On Wed, Aug 02, 2017 at 01:15:44PM -0400, Steven Schveighoffer via 
Digitalmars-d-learn wrote:
[...]
> It's not currently legal, you can't have inout members of a struct.
> This could be added, but it still wouldn't work, because you can't
> "strip off" the inout part upon return.
> 
> The real answer is to have tail modifiers for structs, so you can do
> the same thing an array does. Note that if Result is an array, you CAN
> use inout:
> 
> auto byPair(AA)(inout(AA) aa)
> {
>    alias Result = inout(X)[];
>    return Result(...);
> }
[...]

Yeah, this isn't the first time I've run into this.  But then the
problem becomes, how do you design tail modifiers for structs?  Because
here the inout (or its equivalent) has to apply to one specific member;
the range methods can't also inherit the modifier otherwise in the const
case you wouldn't be able to implement popFront().

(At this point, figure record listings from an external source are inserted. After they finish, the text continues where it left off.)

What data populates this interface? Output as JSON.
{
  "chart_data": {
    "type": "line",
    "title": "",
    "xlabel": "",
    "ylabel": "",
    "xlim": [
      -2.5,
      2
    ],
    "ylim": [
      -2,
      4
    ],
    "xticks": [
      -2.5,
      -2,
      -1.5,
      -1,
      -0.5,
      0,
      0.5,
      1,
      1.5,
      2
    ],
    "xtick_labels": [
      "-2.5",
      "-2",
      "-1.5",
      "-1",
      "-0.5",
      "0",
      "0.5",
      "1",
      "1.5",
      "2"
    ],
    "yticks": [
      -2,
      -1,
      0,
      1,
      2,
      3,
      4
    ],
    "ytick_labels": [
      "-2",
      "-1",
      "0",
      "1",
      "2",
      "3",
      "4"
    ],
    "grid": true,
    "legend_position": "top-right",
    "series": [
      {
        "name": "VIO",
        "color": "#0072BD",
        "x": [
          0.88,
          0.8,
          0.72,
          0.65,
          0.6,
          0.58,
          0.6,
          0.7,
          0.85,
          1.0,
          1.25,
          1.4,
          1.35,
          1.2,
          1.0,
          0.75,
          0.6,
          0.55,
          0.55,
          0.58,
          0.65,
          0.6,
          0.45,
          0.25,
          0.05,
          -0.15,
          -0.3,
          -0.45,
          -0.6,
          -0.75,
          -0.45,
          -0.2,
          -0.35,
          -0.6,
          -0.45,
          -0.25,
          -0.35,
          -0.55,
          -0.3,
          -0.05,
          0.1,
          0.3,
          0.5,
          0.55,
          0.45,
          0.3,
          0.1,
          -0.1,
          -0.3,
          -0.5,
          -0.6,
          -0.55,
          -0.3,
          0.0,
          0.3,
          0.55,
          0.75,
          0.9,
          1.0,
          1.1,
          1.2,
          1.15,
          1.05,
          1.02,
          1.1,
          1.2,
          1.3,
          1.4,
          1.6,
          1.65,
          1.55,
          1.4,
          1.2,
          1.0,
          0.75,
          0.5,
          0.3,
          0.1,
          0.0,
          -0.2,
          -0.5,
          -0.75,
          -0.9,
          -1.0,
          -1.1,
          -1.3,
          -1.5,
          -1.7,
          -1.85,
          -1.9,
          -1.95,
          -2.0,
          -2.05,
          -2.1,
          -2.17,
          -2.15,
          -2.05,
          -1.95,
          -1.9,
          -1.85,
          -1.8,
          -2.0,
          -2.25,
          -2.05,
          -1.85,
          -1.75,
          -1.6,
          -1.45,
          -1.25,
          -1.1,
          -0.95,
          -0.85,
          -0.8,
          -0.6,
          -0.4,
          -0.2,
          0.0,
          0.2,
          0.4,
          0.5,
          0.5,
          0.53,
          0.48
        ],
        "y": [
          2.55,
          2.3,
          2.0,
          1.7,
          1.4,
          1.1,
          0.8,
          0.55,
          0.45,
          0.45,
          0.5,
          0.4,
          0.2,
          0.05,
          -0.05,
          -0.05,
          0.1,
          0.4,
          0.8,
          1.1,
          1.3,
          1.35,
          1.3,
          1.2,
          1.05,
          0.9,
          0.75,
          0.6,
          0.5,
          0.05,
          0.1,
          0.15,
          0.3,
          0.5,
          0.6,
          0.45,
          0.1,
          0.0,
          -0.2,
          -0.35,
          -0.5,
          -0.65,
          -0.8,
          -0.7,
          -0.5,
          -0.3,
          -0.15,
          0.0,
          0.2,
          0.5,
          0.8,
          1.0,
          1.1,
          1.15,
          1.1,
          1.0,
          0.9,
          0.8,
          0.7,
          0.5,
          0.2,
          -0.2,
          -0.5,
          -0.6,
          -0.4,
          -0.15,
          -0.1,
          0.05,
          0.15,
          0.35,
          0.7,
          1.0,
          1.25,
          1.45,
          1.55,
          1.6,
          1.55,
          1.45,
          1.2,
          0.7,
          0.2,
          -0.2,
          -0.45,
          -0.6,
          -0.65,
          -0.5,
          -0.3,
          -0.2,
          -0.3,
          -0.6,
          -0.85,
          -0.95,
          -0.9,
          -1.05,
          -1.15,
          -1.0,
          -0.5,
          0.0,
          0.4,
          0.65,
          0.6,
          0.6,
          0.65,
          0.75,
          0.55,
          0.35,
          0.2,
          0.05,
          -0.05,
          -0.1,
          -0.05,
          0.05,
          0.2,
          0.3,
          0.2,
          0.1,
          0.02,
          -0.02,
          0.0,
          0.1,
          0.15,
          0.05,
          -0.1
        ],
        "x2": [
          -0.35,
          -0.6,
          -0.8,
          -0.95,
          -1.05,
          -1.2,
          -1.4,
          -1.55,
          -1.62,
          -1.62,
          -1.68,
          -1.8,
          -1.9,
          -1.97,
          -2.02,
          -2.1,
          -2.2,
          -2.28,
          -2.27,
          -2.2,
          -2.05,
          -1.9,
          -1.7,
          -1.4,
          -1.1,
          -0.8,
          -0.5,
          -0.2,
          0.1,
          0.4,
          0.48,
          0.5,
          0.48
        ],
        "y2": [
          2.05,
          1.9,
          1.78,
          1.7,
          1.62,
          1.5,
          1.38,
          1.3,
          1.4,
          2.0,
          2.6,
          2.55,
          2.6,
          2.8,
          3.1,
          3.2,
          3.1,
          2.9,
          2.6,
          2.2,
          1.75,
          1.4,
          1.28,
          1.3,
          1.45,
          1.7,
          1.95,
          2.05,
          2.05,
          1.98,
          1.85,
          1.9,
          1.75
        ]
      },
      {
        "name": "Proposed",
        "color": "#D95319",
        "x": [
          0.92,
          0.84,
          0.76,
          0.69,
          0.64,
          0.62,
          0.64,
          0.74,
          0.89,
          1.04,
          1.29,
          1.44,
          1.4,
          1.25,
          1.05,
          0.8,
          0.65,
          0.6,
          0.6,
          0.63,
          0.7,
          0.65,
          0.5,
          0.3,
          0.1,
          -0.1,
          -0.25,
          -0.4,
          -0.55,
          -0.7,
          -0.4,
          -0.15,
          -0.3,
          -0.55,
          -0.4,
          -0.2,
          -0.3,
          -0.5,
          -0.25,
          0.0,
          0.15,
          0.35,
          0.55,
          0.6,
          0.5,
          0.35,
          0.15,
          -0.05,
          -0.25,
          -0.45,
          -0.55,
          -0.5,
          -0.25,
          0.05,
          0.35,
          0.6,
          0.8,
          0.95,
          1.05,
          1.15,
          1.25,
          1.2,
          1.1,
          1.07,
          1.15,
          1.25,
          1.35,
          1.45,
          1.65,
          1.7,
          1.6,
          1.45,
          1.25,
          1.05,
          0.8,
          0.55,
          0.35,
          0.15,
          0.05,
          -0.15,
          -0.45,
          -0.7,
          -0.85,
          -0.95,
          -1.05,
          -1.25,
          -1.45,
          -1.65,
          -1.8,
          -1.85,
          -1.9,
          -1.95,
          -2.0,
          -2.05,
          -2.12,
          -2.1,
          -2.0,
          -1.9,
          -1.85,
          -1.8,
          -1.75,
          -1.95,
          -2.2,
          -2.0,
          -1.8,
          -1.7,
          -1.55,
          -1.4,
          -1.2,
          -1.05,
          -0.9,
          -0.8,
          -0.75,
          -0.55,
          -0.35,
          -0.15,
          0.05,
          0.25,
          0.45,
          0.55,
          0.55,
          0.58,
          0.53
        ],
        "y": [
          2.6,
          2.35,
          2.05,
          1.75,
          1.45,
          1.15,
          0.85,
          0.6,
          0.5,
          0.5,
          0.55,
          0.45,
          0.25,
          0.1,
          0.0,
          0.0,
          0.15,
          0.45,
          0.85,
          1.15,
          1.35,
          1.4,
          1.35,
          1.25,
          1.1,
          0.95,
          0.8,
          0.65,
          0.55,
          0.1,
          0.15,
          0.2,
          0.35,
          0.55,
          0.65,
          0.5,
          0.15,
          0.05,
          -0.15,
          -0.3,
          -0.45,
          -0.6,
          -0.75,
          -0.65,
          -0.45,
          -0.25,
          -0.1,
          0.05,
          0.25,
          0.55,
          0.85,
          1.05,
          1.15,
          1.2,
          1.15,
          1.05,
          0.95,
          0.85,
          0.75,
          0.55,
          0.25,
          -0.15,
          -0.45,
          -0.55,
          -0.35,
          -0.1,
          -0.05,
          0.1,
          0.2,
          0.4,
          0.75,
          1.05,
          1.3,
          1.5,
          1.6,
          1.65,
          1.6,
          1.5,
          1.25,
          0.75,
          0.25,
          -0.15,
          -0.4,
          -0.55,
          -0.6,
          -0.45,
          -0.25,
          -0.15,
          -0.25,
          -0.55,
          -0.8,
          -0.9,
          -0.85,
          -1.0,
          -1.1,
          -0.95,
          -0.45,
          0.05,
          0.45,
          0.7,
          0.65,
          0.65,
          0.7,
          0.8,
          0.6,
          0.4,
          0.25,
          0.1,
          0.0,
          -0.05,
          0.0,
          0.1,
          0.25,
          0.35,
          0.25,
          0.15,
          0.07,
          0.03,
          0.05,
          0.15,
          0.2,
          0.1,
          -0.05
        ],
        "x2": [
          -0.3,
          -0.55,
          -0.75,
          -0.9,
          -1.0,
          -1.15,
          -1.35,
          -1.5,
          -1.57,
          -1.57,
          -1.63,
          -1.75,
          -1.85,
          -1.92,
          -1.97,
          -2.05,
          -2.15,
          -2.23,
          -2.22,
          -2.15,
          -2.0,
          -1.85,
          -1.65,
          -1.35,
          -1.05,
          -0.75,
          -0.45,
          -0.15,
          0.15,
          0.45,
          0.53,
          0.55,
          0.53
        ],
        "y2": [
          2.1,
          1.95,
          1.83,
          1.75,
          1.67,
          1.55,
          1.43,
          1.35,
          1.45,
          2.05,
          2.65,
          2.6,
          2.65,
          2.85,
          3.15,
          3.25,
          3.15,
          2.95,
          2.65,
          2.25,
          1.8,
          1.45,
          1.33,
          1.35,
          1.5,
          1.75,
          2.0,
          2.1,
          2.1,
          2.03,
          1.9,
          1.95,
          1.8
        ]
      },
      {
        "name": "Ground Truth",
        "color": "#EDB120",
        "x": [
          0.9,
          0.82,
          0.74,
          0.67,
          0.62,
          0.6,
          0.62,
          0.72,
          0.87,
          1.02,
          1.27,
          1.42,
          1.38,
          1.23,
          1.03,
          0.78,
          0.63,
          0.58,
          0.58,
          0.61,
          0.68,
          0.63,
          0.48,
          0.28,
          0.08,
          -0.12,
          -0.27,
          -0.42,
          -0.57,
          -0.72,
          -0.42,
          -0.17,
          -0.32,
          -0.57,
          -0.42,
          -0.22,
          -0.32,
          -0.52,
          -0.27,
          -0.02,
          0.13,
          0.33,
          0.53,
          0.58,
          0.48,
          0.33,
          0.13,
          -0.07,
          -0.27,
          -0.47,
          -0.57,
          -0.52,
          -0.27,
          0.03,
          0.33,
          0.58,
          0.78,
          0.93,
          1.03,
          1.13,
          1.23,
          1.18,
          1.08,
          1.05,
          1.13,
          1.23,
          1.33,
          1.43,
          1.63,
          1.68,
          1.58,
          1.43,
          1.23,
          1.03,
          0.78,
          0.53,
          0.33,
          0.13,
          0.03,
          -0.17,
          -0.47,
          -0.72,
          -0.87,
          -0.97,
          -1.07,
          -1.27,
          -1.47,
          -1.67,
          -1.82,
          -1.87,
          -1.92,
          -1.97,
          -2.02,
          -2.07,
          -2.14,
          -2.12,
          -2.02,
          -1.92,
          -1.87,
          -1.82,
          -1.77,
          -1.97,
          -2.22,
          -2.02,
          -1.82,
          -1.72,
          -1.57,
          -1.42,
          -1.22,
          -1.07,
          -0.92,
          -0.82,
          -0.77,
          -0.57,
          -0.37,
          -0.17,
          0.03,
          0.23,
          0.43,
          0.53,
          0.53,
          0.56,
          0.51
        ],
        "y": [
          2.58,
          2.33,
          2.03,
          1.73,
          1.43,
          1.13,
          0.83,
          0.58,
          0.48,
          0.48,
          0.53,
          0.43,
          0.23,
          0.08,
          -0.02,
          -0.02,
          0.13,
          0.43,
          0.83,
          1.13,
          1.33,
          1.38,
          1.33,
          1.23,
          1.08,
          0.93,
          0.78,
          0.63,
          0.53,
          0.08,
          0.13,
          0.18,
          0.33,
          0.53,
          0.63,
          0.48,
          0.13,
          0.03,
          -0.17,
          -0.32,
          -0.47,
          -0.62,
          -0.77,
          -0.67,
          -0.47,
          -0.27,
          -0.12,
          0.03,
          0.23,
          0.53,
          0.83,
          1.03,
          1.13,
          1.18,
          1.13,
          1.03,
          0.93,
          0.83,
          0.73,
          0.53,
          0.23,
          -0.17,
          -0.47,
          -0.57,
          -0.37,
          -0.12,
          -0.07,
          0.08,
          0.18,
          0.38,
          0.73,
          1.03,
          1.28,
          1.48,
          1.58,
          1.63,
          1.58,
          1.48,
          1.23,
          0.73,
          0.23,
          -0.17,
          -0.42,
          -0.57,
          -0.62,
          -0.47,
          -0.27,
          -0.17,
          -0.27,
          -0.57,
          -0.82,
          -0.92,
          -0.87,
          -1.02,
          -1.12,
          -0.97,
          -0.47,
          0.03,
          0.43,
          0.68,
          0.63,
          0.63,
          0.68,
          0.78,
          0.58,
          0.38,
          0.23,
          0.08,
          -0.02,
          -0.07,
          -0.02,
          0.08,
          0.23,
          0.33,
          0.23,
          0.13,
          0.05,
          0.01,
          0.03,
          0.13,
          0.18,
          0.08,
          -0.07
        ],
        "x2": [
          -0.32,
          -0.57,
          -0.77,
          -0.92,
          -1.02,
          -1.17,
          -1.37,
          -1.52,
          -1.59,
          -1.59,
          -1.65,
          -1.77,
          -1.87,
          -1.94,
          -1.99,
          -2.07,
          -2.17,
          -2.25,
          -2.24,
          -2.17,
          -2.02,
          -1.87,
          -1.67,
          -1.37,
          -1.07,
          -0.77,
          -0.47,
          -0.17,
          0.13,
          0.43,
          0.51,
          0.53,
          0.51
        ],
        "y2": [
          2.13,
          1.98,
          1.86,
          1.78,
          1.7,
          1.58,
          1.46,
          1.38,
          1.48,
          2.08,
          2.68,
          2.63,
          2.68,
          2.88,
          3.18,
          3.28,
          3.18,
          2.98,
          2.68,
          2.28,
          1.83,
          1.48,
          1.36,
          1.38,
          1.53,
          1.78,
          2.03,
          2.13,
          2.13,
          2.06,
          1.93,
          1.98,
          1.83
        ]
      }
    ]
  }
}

I suppose, within the current type system, you'd have to template on
modifiers, as you said, so that the incoming modifier is properly
represented in the resulting type.  But since we're already templating
on the AA type, perhaps what we could do is something like:

        auto byPair(AA)(inout(AA) aa)
        {
                alias Modifiers = std.traits.getModifiers!AA;
                struct Result {
                        std.traits.ApplyModifiers!(Slot*, Modifiers) slot;
                        ... // range methods here
                }
                return Result(aa);
        }

Of course, getModifiers and ApplyModifiers are fictitious Phobos
templates, but you get the idea.


T

-- 
Дерево держится корнями, а человек - друзьями.